Quantification and editing of Cat2 and Ctn transcripts. (A) Schematic presentation of the mouse Cat2 and Ctn2 transcripts including open reading frames and 5′- and 3′ untranslated regions. Positions of the RT-qPCR primers for Cat2 and Ctn are shown as well as the DNA sequences of the FwR and IR2 repeats analyzed for A-to-I editing. Edited adenosines are colored in red and numbered. The drawing is not at scale. (B) Normalized levels of total Cat2+Ctn and (C) Ctn mRNAs as analyzed by RT-qPCR of liver RNA from the DEN-treated mice. (D) Levels of total Cat2 from RT-qPCR was directly related to Ctn mRNA. The values in RT-qPCR are related to the average of wild type non-tumor (NT) samples which was set as 1. Graphs are shown as means ± SEM (n = 10). DNA sequencing of PCR products amplified from Cat2/Ctn cDNA identified A-to-I editing in the (E) FwdR and (F) IR2 regions (n = 5). The peak heights of G related to A+G defined percentage of editing. *P < 0.05; **P < 0.01; ***P < 0.001 by Student's t-test.

Figure 6.

tRNA halfs as analyzed by northern blot. (A) Representative images of northern blot analyses of total RNA from wild type (WT) and EndoV^−/− mice, non-tumor (NT) and tumor tissue (T) using probes for ValAAC5′, AlaAGC5′, LeuCAG3′ and GluCTC5′. Equal loading is shown by ethidium bromide staining of the gel (lower panel). Glyphs to the right of the gel pictures indicate full-length and fragment tRNA species. Quantification of tRNA fragmentation is shown for (B) ValAAC5′_, (C) LeuCAG3′and (D) GluCTC5′_. Graphs are shown as means ± SEM (n = 6–8). (E) Levels of Ang mRNA as analyzed by RT-qPCR. The values are related to the average of wild type non-tumor (NT) samples which was set as 1. Graphs are shown as means ± SEM (n = 8–10). *P < 0.05; **P < 0.01 by Student's t-test.

Figure 7.

Quantification of tRNA fragments in EndoV^−/− liver RNA. (A) Shematic presentation of the different tRFs detected in the array. (B) Distribution of tRFs by abundance as determined by RT-qPCR in the various liver samples.

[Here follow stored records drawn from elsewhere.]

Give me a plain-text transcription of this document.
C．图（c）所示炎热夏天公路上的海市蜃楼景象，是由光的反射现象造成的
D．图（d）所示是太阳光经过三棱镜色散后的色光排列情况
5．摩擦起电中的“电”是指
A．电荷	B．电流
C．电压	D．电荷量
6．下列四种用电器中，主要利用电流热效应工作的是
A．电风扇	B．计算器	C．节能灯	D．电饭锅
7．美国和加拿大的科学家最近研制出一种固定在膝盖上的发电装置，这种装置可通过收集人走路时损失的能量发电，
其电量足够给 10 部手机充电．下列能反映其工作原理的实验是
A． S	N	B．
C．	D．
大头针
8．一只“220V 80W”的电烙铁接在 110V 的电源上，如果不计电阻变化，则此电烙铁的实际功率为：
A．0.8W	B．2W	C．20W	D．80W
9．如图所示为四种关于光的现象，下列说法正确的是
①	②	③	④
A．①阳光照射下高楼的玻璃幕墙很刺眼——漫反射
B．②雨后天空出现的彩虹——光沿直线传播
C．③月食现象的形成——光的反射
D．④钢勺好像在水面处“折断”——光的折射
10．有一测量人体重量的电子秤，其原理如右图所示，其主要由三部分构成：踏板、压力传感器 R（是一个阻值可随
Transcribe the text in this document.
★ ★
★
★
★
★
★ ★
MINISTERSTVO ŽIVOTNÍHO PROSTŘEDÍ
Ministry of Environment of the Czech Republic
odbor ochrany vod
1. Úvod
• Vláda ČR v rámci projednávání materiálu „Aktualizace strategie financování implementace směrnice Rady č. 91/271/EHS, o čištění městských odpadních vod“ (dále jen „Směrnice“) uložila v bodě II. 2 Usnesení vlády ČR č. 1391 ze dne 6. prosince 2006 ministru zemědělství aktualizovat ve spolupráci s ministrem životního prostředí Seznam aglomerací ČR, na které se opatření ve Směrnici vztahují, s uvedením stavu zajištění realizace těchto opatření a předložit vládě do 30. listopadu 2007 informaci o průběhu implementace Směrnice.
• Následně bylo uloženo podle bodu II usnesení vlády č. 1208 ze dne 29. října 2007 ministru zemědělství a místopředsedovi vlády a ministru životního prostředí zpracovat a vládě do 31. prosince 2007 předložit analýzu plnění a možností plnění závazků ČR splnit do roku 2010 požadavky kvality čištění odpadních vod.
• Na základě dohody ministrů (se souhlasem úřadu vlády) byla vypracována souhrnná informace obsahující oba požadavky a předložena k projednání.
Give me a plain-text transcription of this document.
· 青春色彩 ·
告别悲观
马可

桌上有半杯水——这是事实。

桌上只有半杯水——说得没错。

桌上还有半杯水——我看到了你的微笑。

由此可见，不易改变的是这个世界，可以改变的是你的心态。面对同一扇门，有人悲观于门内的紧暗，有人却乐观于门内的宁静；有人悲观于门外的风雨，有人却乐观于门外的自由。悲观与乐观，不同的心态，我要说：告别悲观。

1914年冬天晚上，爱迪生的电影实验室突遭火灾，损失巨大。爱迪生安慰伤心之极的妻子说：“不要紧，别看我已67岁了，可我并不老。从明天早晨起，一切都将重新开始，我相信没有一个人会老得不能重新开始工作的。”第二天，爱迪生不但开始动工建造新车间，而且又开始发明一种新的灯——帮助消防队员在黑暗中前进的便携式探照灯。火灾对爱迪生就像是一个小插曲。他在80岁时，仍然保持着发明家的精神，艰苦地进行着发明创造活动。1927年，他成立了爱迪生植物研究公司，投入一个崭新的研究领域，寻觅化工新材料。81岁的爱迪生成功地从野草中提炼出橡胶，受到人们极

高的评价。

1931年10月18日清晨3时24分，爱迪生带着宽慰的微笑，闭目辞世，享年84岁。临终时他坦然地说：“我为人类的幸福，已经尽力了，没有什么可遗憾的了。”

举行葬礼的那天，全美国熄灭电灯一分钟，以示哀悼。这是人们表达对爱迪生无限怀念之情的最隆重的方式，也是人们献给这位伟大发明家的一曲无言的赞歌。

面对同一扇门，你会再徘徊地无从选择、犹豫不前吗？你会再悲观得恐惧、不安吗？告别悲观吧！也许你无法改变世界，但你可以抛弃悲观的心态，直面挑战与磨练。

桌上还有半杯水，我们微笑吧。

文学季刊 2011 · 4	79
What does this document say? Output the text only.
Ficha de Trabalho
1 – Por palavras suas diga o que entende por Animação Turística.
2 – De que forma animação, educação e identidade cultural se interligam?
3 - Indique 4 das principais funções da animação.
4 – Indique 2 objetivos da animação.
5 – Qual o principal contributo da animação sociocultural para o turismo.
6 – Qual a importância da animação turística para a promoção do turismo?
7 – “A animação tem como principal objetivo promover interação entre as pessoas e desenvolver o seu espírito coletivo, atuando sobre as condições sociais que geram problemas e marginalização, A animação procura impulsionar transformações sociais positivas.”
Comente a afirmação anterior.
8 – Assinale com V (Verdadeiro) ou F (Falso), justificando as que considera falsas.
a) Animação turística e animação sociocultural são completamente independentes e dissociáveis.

Change in the amount of cellular tRFs presented by Volcano plot after comparison of (C) wild type non-tumor versus EndoV^−/− non-tumor, (D) wild type tumor versus wild type non-tumor, (E) tumor versus non-tumor in EndoV^−/−mice and (F) wild type tumor versus EndoV^−/− tumor. Significant differently regulated tRFs were identified and labeled (1′tRFs = orange, 3′tRFs = blue and 5′tRFs = red), n = 3. The black vertical line indicates a fold-change value of 1. The light blue vertical lines indicate the threshold of fold-change, defined as 2. The red horizontal line indicates the P-value cutoff, defined as 0.05 (by Student's t-test).

Figure 8.

Role of EndoV in apoptosis. (A) Response to sorafenib treatment in human Flp-In T-REx 293 cells overexpressing human Flag-EndoV (hEV; white bar) or human Flag-EndoV D52A (D52A; grey bar). Flp-In T-REx 293 cells are included as a control (Ctr; black bar). Apoptosis was assessed by fluorescently measuring the CASP3/7 activity for 24 h after sorafenib addition (4 μM). CASP3/7 positive cells were normalized to the total number of cells per well and related to the average of untreated sample for each cell line. Graphs are shown as means ± SEM (n = 4). (B) Western blot of Flp-In T-REx cells (Ctr) overexpressing either human Flag-EndoV (hEV) or Flag-EndoV D52A (D52A) probed with a hEndoV antibody (upper panel). Molecular weight marker (M) with sizes (in kDa) is shown to the left. Probing with α-Tubulin (α-Tub) was used as a loading control (lower panel).